Il y a quelques jours, j'ai confronté ma fille à un dilemme. Nous allions visiter sa grand-mère et elle a refusé de nous accompagner. Elle avait un devoir à faire.…
Je veux aborder aujourd’hui la troisième attitude à cultiver avec soin si nous voulons rendre plus serein notre rapport au temps: la bienveillance.
Quand y a-t-il surchauffe de nos agendas? Lorsque nous nous sentons à l’étroit dans notre temps. Quand nous avons l’impression de tourner en rond sans arriver à rien, quand nous nous sentons impuissants, ballotés d’une tâche à l’autre comme un bouchon de liège sur une mer démontée. Quand nous avons le sentiment qu’il y en a trop et que ce « trop » est en train de nous empoisonner la vie.
Tant que le ressenti est calme, nous pouvons affirmer que nous n’avons pas de problème avec le temps.

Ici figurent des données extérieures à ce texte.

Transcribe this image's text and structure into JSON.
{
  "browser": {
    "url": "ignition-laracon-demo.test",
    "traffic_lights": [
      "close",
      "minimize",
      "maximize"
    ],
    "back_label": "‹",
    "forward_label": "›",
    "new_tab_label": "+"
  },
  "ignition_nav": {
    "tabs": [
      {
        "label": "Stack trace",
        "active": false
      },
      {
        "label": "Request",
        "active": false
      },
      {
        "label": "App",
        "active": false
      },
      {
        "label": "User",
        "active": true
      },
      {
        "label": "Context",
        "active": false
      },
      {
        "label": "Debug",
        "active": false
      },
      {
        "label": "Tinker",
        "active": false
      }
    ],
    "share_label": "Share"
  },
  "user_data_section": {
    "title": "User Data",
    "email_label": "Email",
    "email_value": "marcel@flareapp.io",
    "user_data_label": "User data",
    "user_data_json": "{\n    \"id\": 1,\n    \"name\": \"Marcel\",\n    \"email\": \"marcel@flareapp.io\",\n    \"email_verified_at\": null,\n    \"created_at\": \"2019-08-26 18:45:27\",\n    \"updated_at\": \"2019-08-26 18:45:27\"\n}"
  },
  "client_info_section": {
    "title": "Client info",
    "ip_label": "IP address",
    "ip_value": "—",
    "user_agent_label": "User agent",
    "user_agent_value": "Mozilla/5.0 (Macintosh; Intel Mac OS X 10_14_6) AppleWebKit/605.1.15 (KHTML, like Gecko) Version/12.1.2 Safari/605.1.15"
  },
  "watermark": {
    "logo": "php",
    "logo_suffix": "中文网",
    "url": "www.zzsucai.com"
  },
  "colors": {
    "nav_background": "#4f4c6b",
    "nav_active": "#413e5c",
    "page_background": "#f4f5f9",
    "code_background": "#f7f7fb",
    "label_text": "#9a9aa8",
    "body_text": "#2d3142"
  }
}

Si notre agenda n’est pas en état de surchauffe, c’est probablement que tous les choix pertinents ayant été faits, les tâches qui se présentent sont en nombre suffisant, mais pas menaçant.

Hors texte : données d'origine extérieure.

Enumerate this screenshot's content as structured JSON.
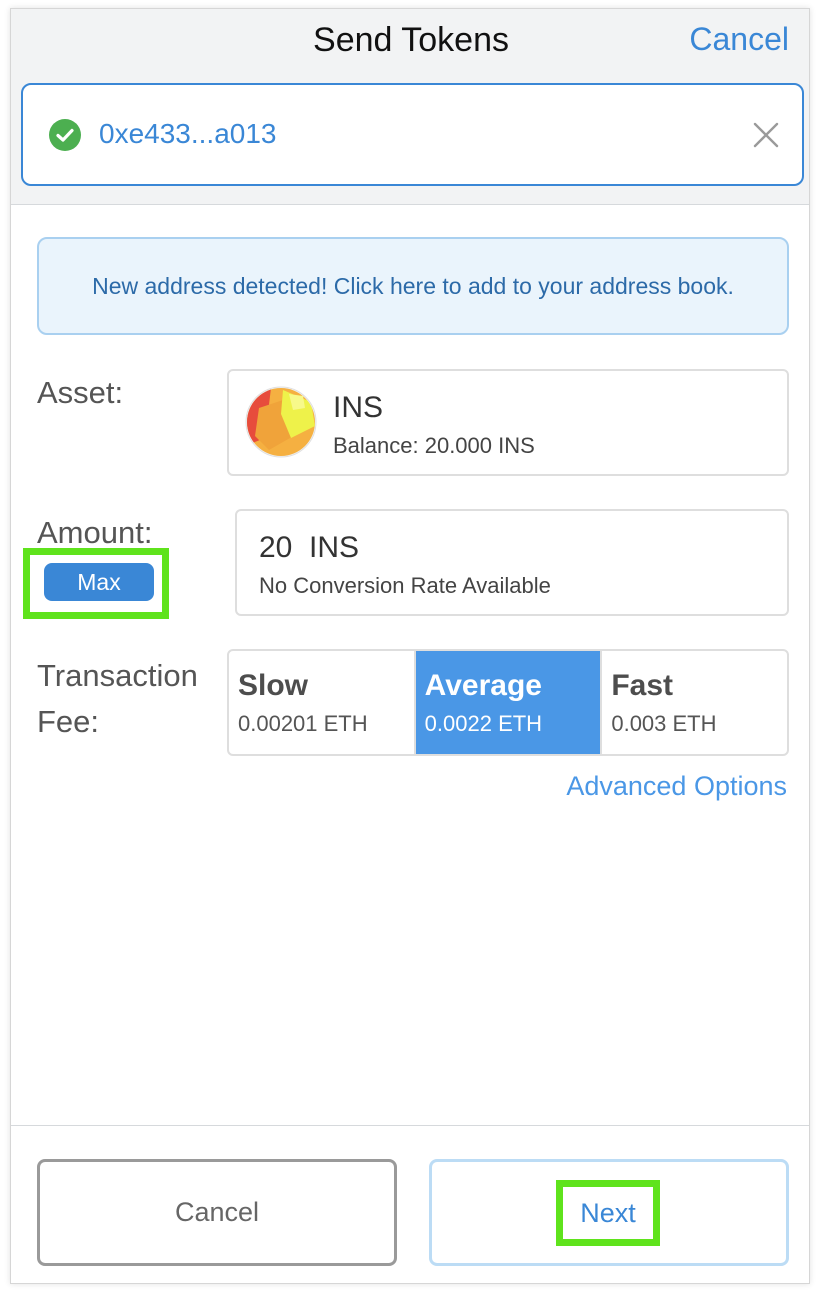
{
  "header": {
    "title": "Send Tokens",
    "cancel_label": "Cancel"
  },
  "recipient": {
    "address": "0xe433...a013",
    "valid_icon": "check-circle-icon",
    "clear_icon": "close-icon"
  },
  "notice": {
    "text": "New address detected! Click here to add to your address book."
  },
  "asset": {
    "label": "Asset:",
    "symbol": "INS",
    "balance": "Balance: 20.000 INS"
  },
  "amount": {
    "label": "Amount:",
    "max_label": "Max",
    "value": "20  INS",
    "conversion": "No Conversion Rate Available"
  },
  "fee": {
    "label_line1": "Transaction",
    "label_line2": "Fee:",
    "options": [
      {
        "name": "Slow",
        "value": "0.00201 ETH",
        "selected": false
      },
      {
        "name": "Average",
        "value": "0.0022 ETH",
        "selected": true
      },
      {
        "name": "Fast",
        "value": "0.003 ETH",
        "selected": false
      }
    ],
    "advanced_label": "Advanced Options"
  },
  "footer": {
    "cancel_label": "Cancel",
    "next_label": "Next"
  },
  "colors": {
    "accent": "#3a87d6",
    "selected_fee": "#4a97e6",
    "highlight": "#5fe31c",
    "valid": "#4caf50"
  }
}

Mais quand les tâches s’imposent à un rythme soutenu et que nous nous sentons comme une jongleuse à qui on lance des balles supplémentaires et qui ne sait pas combien de temps elle tiendra encore, c’est notre santé physique et psychologique qui est alors menacée; les symptômes allant d’une fébrilité, d’une anxiété passagères à une angoisse soutenue, au burnout ou à la dépression.

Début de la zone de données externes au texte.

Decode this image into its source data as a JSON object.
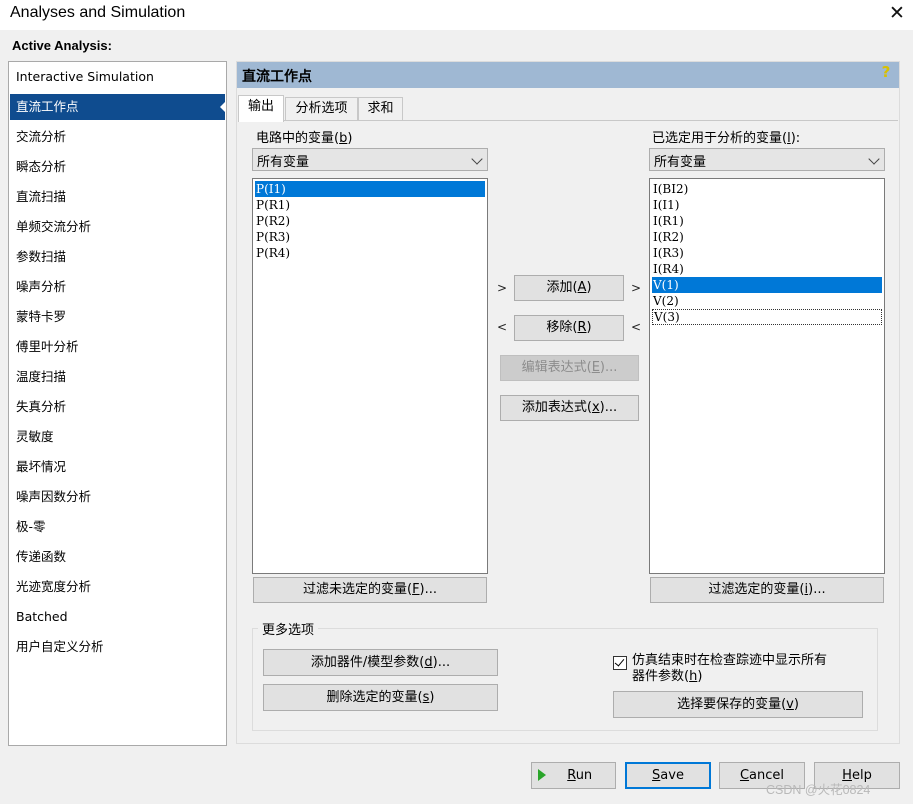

On me dit souvent : « Quand une tâche est à accomplir, je l’accomplis. Je n’ai pas à me poser de questions. » Très bien. Mais en état de surchauffe, cette attitude quelque peu intransigeante, qui nous enjoint de continuer à fonctionner, n’est plus souhaitable. Il faut changer son regard, changer d’attitude. Accueillir la bienveillance.
La bienveillance, comme son nom l’indique, veille à nous faire du bien. Le regard qu’elle porte sur notre vie est, d’emblée, respectueux. Un regard qui décide d’observer avant de juger. Un regard qui écoute, pourrait-on dire; un regard attentif, qui cherche à comprendre. Comprendre notre malaise face à notre temps, identifier les émotions qui nous assaillent, prendre conscience de l’énergie dont nous disposons, ici et maintenant.
Contrairement à l’intransigeance qui ne veut faire aucune concession, la bienveillance cherche des compromis, des « accommodements raisonnables », des façons d’arriver sans se briser au bout de nos journées. Si l’intransigeance cherche à « faire quand même », la bienveillance ne veut pas ignorer notre réalité du moment.
Mais la bienveillance n’est pas la complaisance. Car la complaisance est aussi malhonnête que l’intransigeance. Si l’une veut nous imposer un joug sans tenir compte de nos limites, l’autre cherche à nous faire oublier notre responsabilité face à notre temps. Elle cherche à s’échapper d’une situation en cherchant des coupables, alors que la bienveillance veut plutôt s’y ancrer et faire avec la réalité.
La bienveillance est douce mais ferme. Elle ne se cache pas la tête dans le sable. Elle est, au contraire, d’une grande lucidité. Elle ne juge pas, mais n’excuse rien. Elle veut comprendre. Comment? En observant.
C’est ce que nous aborderons la semaine prochaine!
Pour aller plus loin dans cette réflexion : La surchauffe de nos agendas, p. 73-88.
Merci Christine pour cette belle découverte ! J’adore le fait que ce mot puisse s’appliquer à soi et pas juste comme le dit mon « Petit Robert » que : 1. c’est un sentiment par lequel on veut du bien à quelqu’un – ou 2. une disposition favorable envers une personne inférieure (en âge, au mérite, etc.).
Une attitude de bienveillance envers soi… Se vouloir du bien, s’arrêter et comprendre ce qui se passe. Accepter sans complaisance que nous ne puissions pas tout faire. On fait un grand pas quand on intègre cela.
Le Petit Robert reprend l’idée de « bon parent » souvent chère aux psychologues. Nous devons porter sur nous-mêmes ce regard à notre « enfant intérieur » (voir J. L. Rosenberg, Le corps, le soi et l’âme » par exemple). Je n’aime pas l’idée de l’infériorité dans cette relation bienveillante. Je trouve qu’elle rétrécit le sens de ce beau mot. C’est pourquoi je ne l’ai pas employée. Je préfère le regard ami, plus égalitaire et mutuel!